The Federalist Papers are among the most important contemporaneous writings on the Constitution. Of the 85 essays making up the Federalist Papers, six (numbers 78 through 83) address directly the Judicial Branch. Federalist 78, a subtle and searching analysis of judicial power, mentions “good Behaviour”; Federalist 79 notes that judicial “inability” is insufficient ground on which a judge might be removed. But for Alexander Hamilton, author of these essays, the important question is not the qualification of judges. The question for Hamilton is institutional and historical: How to preserve the independence (co-equality) of the judiciary.


In its conception, our political system is a triumph of purposeful inefficiency: Self-government of enumerated, separated, limited powers. The Legislature passes bills relating to enumerated issues. The Executive “faithfully execute[s]” the law. The Judiciary decides “Cases [and] Controversies.” The US Constitution limits the power of the branches to meddle with one another. And, each branch resists the imposition of too much order from outside its boundaries.

Sitting atop the mountain of justice in the United States—having to review and issue final judgment on the trees below—must be a curious experience. Like Ansel Adams at Inspiration Point, it is tempting to think there exists a serious impulse to focus what one already sees. It is not just that one has the view or the gift to see the picture. It is that the tools at one’s disposal seem to demand a particular mode of responding. As the camera lens seems to ask for focus, so law seems to ask for order. And, justices with uniform judicial background is a form of legal order.

But, the Chief Justice said nothing about order or prior judicial experience necessitating particular reasoning or results. He noted the re-location of justices and argument in “legal argument.” And, in noting the transition to this “more solid ground,” the Chief Justice may have been after what Alexander Hamilton was after in Federalist 78 and 79: A pragmatic and effective means to maintain the independence of the judiciary. The Chief Justice said as much when he said judicial nominees should respond to increasing politicization of the judicial nomination process by recognizing judges are not a part of the political process, refusing to answer questions about personal views or matters that might appear before the Court (the so-called Ginsburg Rule) and grounding legal opinions in “considered legal analysis.” To put Judicial Branch decision-making solidly on legal ground is to exercise judicial power clearly and thus to preserve that authority and protect the institution of the Court from criticism that its mode of reasoning is better suited to another branch.
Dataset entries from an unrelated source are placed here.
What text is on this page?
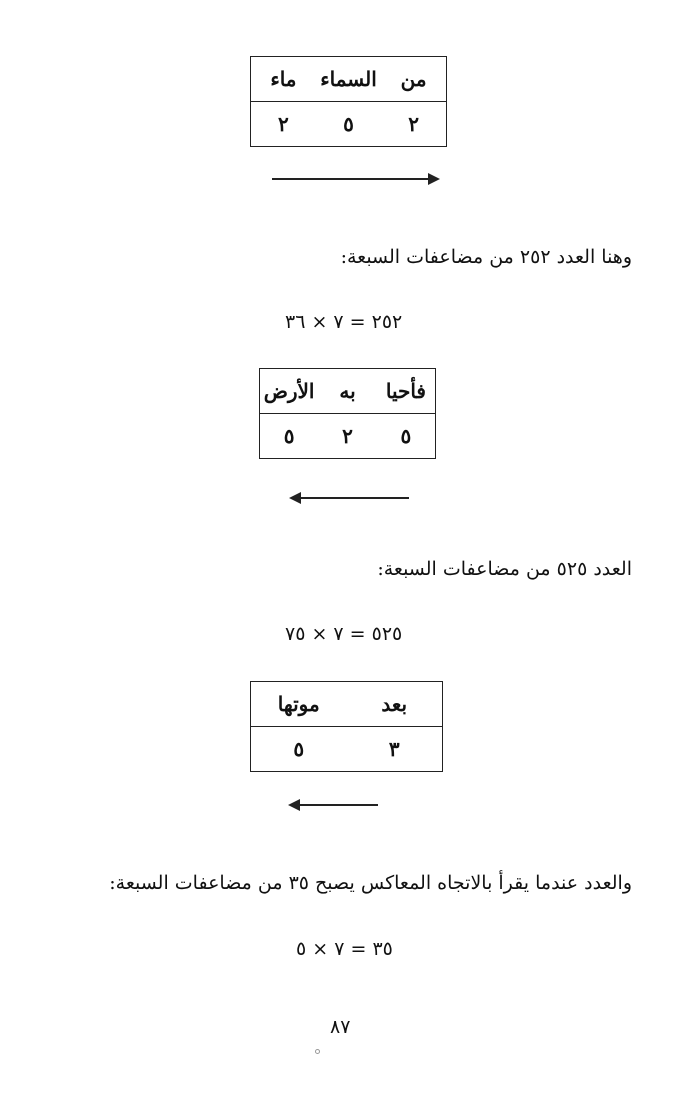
من	السماء	ماء
٢	٥	٢
وهنا العدد ٢٥٢ من مضاعفات السبعة:
٢٥٢ = ٧ × ٣٦
فأحيا	به	الأرض
٥	٢	٥
العدد ٥٢٥ من مضاعفات السبعة:
٥٢٥ = ٧ × ٧٥
بعد	موتها
٣	٥
والعدد عندما يقرأ بالاتجاه المعاكس يصبح ٣٥ من مضاعفات السبعة:
٣٥ = ٧ × ٥
٨٧
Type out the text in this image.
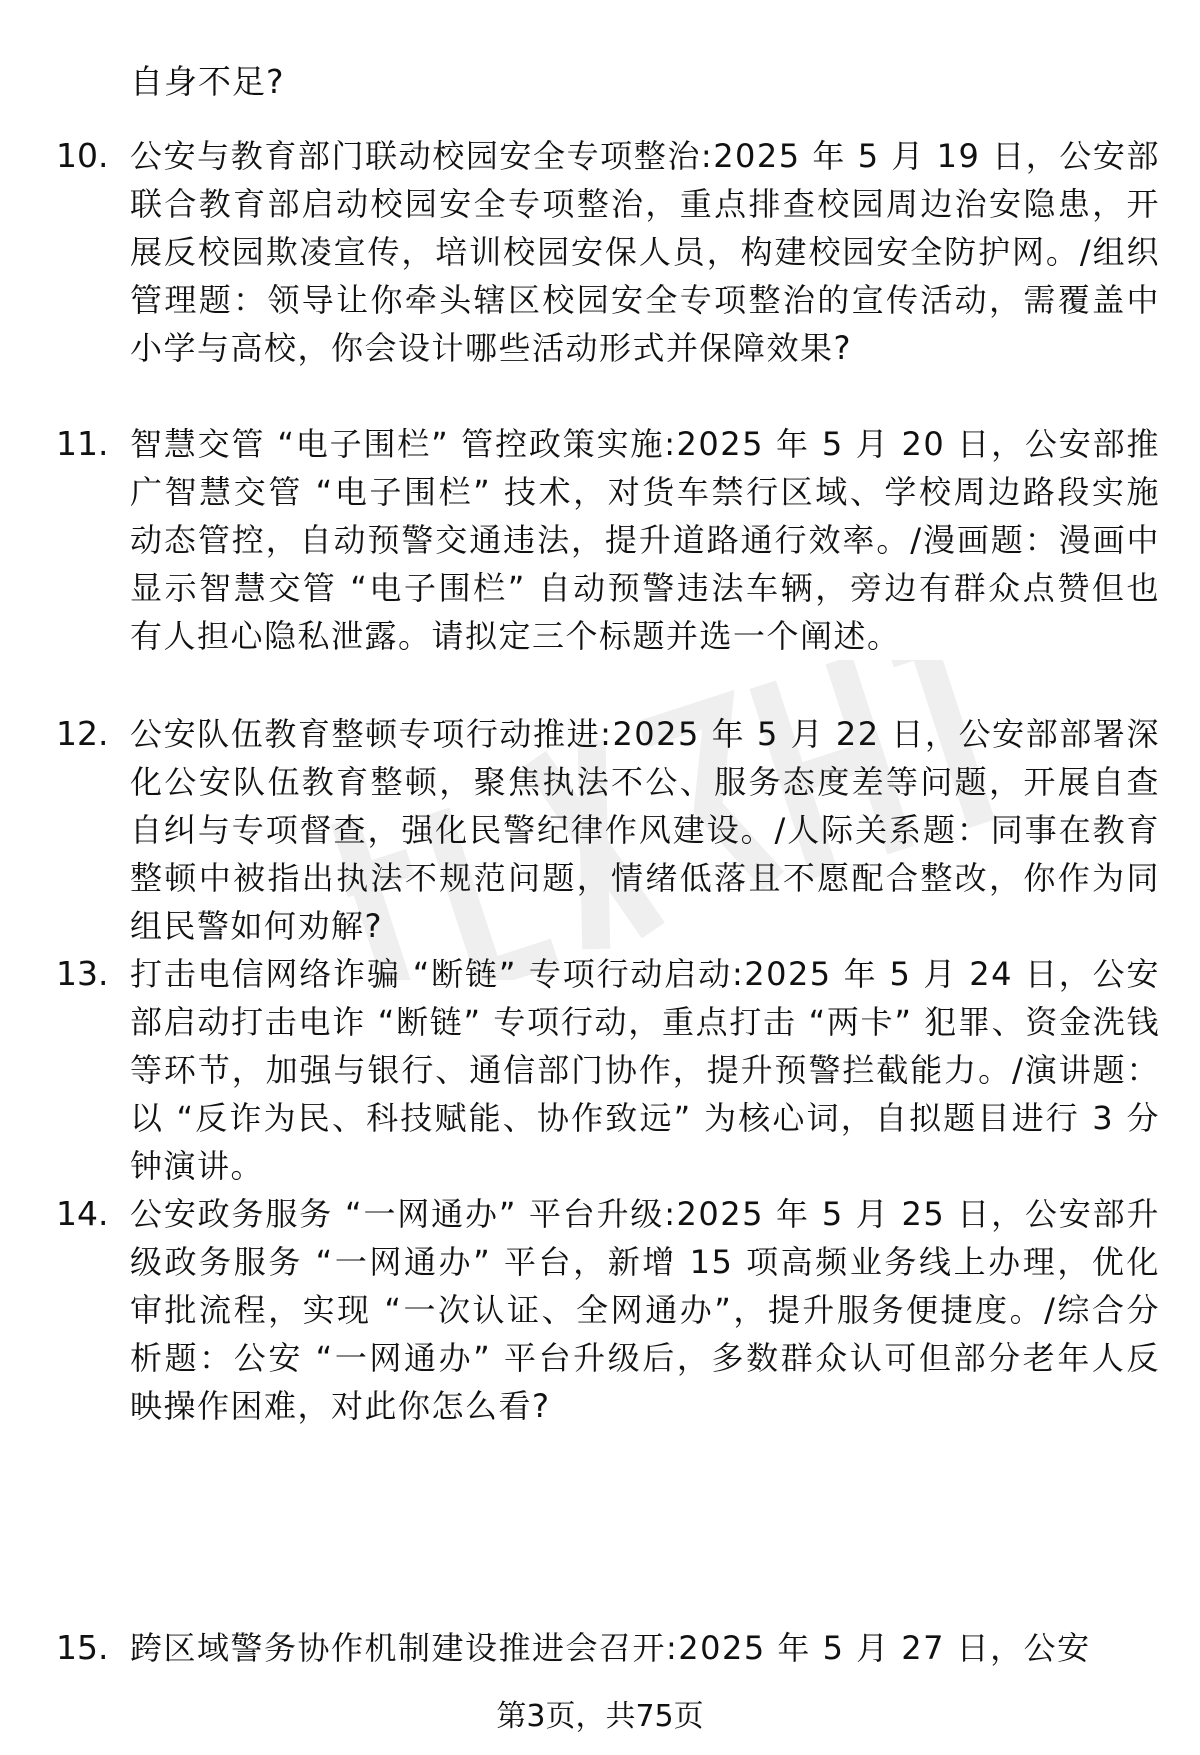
自身不足?
10. 公安与教育部门联动校园安全专项整治:2025 年 5 月 19 日，公安部联合教育部启动校园安全专项整治，重点排查校园周边治安隐患，开展反校园欺凌宣传，培训校园安保人员，构建校园安全防护网。/组织管理题：领导让你牵头辖区校园安全专项整治的宣传活动，需覆盖中小学与高校，你会设计哪些活动形式并保障效果?
11. 智慧交管 “电子围栏” 管控政策实施:2025 年 5 月 20 日，公安部推广智慧交管 “电子围栏” 技术，对货车禁行区域、学校周边路段实施动态管控，自动预警交通违法，提升道路通行效率。/漫画题：漫画中显示智慧交管 “电子围栏” 自动预警违法车辆，旁边有群众点赞但也有人担心隐私泄露。请拟定三个标题并选一个阐述。
12. 公安队伍教育整顿专项行动推进:2025 年 5 月 22 日，公安部部署深化公安队伍教育整顿，聚焦执法不公、服务态度差等问题，开展自查自纠与专项督查，强化民警纪律作风建设。/人际关系题：同事在教育整顿中被指出执法不规范问题，情绪低落且不愿配合整改，你作为同组民警如何劝解?
13. 打击电信网络诈骗 “断链” 专项行动启动:2025 年 5 月 24 日，公安部启动打击电诈 “断链” 专项行动，重点打击 “两卡” 犯罪、资金洗钱等环节，加强与银行、通信部门协作，提升预警拦截能力。/演讲题：以 “反诈为民、科技赋能、协作致远” 为核心词，自拟题目进行 3 分钟演讲。
14. 公安政务服务 “一网通办” 平台升级:2025 年 5 月 25 日，公安部升级政务服务 “一网通办” 平台，新增 15 项高频业务线上办理，优化审批流程，实现 “一次认证、全网通办”，提升服务便捷度。/综合分析题：公安 “一网通办” 平台升级后，多数群众认可但部分老年人反映操作困难，对此你怎么看?
15. 跨区域警务协作机制建设推进会召开:2025 年 5 月 27 日，公安
第3页，共75页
At the end of the speech, the Chief Justice was asked about his own legacy. He said he hoped he would be viewed as a “good judge”—“to do your best and move on.” It is always interesting to note when justices speak plainly. Infer from it at your peril.

Still, the Chief Justice’s plain language takes us back to where we started: What experience should a Supreme Court Justice have?

Perhaps the answer is in their title. Justice.

In the seminal 1803 case Marbury v. Madison, John Marshall, the fourth Chief Justice—a judicial Ansel Adams, if simile may extend so far—wrote: “It is emphatically the province and duty of the Judicial [Branch] to say what the law is. Those who apply the rule to particular cases must, of necessity, expound and interpret that rule. If two laws conflict with each other, the Courts must decide on the operation of each.” That first sentence is inscribed in the wall of the Supreme Court building in Washington, DC.